More my experience is in injection molding vs 3DP, but the hot vs cold situation seems very applicable to both.
Similar to welding, a goal in injection molding design is to keep wall thickness the same and minimize relatively thicker areas that will cause shrinkage while the plastic is cooling (ask me how I know :man_facepalming:)

I would be very curious about the orientation of how the yoke is printed! If it starts from the sockets up, to preserve the roundness of the sockets but loads of overhang, I could see the heat distortion amplifying as the layers increase until the bridge. The bridge would then ‘seal’ and have maximum leverage to distort the tangs inwards as it cooled. This seems most likely because the sockets are the truest flat starting feature.

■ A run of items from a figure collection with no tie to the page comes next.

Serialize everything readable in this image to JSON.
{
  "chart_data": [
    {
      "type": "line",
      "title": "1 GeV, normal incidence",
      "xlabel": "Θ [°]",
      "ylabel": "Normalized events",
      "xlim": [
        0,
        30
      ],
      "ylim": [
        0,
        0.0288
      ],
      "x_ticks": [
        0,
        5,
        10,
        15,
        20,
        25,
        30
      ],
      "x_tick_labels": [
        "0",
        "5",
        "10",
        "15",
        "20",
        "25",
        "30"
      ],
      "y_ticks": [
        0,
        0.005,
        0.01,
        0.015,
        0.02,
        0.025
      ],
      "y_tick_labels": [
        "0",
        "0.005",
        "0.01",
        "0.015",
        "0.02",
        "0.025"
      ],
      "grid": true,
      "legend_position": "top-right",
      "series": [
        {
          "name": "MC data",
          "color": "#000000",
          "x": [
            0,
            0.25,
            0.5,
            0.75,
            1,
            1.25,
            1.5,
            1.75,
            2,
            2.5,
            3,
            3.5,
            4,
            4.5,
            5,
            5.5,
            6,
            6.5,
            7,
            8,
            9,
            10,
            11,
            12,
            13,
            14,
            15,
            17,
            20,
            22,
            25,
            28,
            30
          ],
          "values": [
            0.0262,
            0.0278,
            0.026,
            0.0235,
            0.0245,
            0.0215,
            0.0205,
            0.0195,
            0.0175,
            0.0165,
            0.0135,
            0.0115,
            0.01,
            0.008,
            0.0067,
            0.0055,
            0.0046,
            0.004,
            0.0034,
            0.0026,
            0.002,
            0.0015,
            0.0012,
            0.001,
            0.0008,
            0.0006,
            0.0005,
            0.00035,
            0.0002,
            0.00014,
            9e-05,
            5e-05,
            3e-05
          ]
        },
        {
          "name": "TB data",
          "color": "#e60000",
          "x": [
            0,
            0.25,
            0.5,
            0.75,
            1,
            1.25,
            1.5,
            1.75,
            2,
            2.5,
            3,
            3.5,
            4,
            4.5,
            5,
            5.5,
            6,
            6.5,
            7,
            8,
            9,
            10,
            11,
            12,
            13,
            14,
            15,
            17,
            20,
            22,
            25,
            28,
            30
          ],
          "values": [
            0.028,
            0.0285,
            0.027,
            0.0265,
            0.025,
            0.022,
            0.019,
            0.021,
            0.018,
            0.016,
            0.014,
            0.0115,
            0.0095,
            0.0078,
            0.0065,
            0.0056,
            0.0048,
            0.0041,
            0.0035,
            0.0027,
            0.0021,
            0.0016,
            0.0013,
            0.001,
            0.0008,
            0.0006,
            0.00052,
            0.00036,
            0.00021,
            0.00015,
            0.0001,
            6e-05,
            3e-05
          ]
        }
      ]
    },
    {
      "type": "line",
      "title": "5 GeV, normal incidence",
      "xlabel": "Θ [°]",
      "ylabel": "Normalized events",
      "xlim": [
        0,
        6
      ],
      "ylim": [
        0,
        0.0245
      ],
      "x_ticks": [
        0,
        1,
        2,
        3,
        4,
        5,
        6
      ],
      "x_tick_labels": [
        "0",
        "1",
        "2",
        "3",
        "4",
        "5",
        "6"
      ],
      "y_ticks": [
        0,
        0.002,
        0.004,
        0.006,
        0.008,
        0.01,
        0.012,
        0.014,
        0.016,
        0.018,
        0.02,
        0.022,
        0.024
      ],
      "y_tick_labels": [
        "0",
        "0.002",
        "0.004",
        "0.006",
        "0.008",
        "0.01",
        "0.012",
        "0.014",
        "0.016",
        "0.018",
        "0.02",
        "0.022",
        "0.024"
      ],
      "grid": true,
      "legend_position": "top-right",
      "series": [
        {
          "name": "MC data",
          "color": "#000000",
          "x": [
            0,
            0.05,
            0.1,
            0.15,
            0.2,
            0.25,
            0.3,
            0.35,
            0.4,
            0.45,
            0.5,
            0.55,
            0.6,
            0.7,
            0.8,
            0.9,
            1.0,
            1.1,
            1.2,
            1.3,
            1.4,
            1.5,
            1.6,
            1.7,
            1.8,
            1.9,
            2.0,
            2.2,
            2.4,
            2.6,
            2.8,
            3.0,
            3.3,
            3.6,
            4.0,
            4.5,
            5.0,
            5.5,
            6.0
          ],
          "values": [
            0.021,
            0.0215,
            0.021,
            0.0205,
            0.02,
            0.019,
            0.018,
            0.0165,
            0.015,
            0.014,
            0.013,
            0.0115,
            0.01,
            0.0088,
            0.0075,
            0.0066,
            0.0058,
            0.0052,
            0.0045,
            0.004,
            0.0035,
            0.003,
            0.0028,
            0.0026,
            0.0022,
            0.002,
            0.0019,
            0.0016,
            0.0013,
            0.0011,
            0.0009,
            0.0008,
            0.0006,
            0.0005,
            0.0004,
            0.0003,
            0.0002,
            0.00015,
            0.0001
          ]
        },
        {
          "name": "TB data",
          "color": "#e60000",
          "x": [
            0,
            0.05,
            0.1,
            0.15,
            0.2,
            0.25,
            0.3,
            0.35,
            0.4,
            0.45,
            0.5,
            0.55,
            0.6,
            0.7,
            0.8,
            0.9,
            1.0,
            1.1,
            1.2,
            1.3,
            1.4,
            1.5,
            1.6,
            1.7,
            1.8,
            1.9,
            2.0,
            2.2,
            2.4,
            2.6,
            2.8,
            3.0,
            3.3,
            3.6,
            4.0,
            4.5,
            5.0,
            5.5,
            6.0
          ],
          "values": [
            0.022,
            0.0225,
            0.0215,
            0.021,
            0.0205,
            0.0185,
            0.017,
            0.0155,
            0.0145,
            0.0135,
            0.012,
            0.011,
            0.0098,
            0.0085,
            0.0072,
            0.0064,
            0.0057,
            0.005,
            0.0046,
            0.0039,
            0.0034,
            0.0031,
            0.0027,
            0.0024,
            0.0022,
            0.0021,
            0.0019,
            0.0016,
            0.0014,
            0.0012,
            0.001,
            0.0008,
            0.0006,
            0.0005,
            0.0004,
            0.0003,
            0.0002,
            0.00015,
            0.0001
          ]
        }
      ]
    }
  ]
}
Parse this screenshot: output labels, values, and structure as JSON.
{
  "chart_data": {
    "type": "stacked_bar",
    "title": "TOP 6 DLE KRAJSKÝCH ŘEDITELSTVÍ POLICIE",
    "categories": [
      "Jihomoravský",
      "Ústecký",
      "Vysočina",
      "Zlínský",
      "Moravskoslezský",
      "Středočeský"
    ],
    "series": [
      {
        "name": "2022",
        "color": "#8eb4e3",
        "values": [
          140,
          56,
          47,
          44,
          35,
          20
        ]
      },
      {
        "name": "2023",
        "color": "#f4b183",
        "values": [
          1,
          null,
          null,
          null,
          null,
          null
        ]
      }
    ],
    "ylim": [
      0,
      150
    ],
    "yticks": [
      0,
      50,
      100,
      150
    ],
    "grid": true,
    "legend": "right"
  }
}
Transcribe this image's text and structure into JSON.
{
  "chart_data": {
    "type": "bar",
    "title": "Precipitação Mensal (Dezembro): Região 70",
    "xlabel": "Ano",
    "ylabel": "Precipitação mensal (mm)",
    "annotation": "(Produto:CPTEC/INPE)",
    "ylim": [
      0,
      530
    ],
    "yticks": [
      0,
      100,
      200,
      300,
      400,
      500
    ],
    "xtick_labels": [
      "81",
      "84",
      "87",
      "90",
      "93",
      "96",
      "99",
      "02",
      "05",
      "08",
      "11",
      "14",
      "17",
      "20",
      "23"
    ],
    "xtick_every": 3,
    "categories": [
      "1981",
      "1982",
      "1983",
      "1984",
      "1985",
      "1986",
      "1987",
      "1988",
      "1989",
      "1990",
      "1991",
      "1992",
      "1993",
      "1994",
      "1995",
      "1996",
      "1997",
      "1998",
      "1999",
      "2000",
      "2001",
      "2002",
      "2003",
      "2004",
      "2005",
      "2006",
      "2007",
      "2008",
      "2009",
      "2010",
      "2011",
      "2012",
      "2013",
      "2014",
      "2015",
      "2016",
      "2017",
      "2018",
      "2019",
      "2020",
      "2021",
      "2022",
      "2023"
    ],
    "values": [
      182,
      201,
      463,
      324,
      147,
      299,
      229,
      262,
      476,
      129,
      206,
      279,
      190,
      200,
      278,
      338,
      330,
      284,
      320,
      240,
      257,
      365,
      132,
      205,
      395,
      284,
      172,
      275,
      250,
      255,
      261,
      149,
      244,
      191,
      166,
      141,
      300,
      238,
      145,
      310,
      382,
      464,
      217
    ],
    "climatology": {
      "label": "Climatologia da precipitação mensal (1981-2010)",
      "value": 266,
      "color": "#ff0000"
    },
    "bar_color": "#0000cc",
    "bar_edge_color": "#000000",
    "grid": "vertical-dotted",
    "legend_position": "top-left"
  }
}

If the opposite happened, and the yoke started at the bridge, I would expect the dimensional accuracy of the bridge to be spot on, but the tangs to cool outwards due to gravity, causing the yoke to be wider.

I could see a solution to add either a sacrificial support bridge across the rounds (milled, hacked, filed, after the fact) or maybe an increased cross section of the bridge? Thinking if it occurred sooner in the layers then less heat error would multiply. But the balance is thermal mass that wants to cause shrinkage. I would lean towards the sacrifice, as long as the sockets were the print orientation.